Catherine Welch is an Associate Professor in International Business at the University of Sydney, (Australia) and Distinguished Visiting Professor at Aalto University. Her research interests lie in the areas of qualitative research methodology and process approaches to studying firm internationalization. She is one of the co-founding members of the AIB RM-SIG.

Agnieszka (Aggie) Chidlow is Professor of International Business at the University of Birmingham (UK). Her research interests lie in the areas of location choices of MNEs as well as methodological issues in international business with a specific focus on survey data. She is one of the co- founding members of the AIB RM-SIG and before becoming the AIB RM-SIG Vice-President for Responsible Research Methods in 2020 she was the AIB RM-SIG Vice-President Program between 2016-2020. She is also currently a Working Board Member of the Responsible Research in Business and Management Network (RRBM) and Senior Editor for International Business Review.

Bo Nielsen is Professor of Business Strategy at University of Sydney (Australia) and Adjunct Professor at Copenhagen Business School. His research is at the intersection of strategy, international business and economic geography. He is one of the co-founding members of the AIB RM-SIG and serves as Consulting Editor in JIBS. He has published more than 50 articles in peer-reviewed journals. His recent co-edited book “Research Methods in International Business” is available at Palgrave Macmillan.

Diletta Pegoraro is in her final year of her PhD at Birmingham Business School, University of Birmingham(UK). She holds a position as research assistant at the Department of Economics and Management, University of Trento. Her main research interests are in the field of international business, GVCs, and economic geography. She is an Officer at the AIB RM-SIG.

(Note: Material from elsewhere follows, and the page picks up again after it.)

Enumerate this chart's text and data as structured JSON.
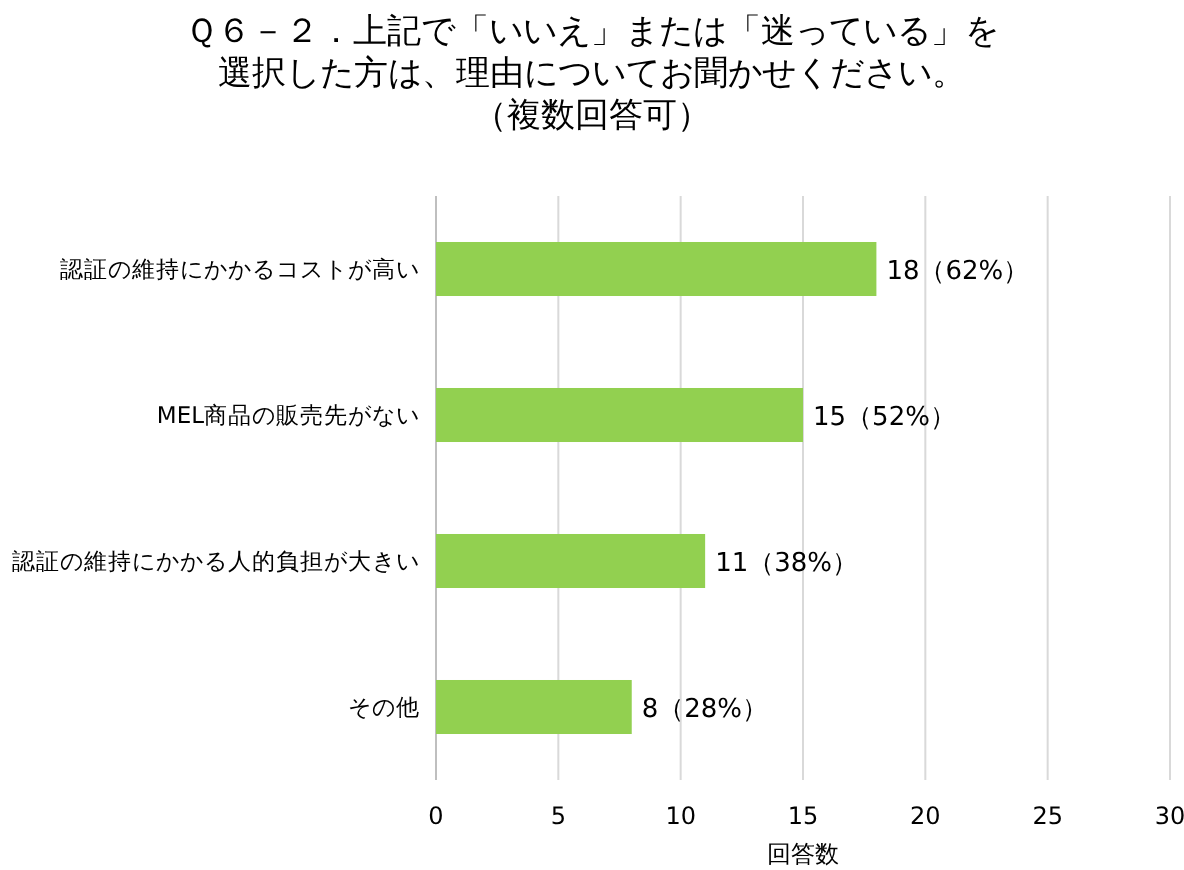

Maria Karafyllia is Assistant Professor of Strategy at Nottingham University Business School, University of Nottingham, UK. Her research interests include paradoxes of strategy and innovation, unlearning, domestic market effects on internationalization, open innovation, necessity entrepreneurship, and market ambidexterity.


  1. IB studies that deal with endogeneity have much in common with the Heckman case, however, the delay in adoption is more protracted. For this reason, we selected only the Heckman case. Indeed, endogeneity models date back to Wright’s (1928) work on supply and demand of flaxseed as well as Theil’s (1953) work that developed a technique referred to as two-stage least squares.

  2. We thank an anonymous reviewer for this suggestion.